People are welcome to bring clothes, photocopies of diaries, letters or photographs to make it personal.

Debra says that expressing grief through art can help people move out of a frozen or stuck state that can be so debilitating.

Debra will incorporate the flowers in a ceremonial Community Cairn art installation that will be unveiled on Sat, 22 Mar, in Victory Park. The installation that will stand for the duration of the Fringe Festival.

This is exciting because Debra is known for creating stunning art installations. Her intricate, Versailles-inspired chandeliers made of hundreds of plastic bottles have graced art festivals across the Goldfields.

Jill says she is looking forward to making a flower for Debra to place in the Cairn.

"My former husband died at the end of last year and I also lost a sister, the youngest of our family, quite a lot younger," she says.
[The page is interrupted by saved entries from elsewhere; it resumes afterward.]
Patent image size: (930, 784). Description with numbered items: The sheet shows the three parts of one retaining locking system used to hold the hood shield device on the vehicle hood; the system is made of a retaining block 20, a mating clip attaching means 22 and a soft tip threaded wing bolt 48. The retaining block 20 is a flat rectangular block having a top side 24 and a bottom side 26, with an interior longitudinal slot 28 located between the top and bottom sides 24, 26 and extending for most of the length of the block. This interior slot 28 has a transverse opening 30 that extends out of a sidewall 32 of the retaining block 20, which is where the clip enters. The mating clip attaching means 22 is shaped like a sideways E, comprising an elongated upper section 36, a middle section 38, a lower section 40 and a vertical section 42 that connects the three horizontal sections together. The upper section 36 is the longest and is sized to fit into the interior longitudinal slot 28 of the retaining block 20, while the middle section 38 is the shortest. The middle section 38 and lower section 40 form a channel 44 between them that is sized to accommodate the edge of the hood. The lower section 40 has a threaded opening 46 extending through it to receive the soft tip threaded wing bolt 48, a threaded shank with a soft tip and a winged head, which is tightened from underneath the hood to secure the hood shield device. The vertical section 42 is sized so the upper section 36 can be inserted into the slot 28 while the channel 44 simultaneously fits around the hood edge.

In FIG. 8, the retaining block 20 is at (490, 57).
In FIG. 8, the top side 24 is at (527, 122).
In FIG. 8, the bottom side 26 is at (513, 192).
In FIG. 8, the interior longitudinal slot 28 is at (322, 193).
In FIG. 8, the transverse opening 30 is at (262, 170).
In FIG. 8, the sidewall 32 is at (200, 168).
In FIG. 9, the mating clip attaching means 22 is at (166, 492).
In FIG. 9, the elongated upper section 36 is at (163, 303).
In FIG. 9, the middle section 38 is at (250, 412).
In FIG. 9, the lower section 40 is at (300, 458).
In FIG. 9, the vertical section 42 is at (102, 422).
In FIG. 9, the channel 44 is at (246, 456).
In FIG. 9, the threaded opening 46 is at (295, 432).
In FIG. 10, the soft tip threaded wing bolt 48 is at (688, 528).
"I feel quite frustrated that there was no real way to mourn my former husband, so I'm going to make a flower." (Family politics and preferences got in the way).

"There's so much denial and there's so much fear around grief and death. It's a matter of celebrating the fact that it's actually part of life and bringing it into your daily existence and feeling comfortable with it," she says.

Psychologists say that giving yourself opportunities to grieve is freeing. It allows people to engage in restorative activities that provide a break from grief.

It's a constant see-saw from one to the other: active grieving, restorative breaks. A life-long adaptation process that is best shared with others because we are all going through it in different ways.

Good Grief work will continue in Castlemaine beyond Fringe. Jill will be running Good Grief Lounges every month at the Northern Arts Hotel.

"We'll talk about the ways different cultures celebrate and experience grief. We will also be talking about practical things, end-of-life matters like making a will and palliative care — things that so many people don't arrange in their lives."

The idea is that engaging with death and planning ahead can encourage openness and a more relaxed attitude around the truth that everyone dies.

See you there? We can sew our shrouds together!

❀ POOR WAFFLES! ❀

Little Waffles, the shop dog at the Good Op Shop, has had The Operation.

Let’s all send the boy some love! Those pain meds can be very discombobulating for pups.

The Nugget’s OG dog, Magic, stood facing the wall and crying for ages after her Operation.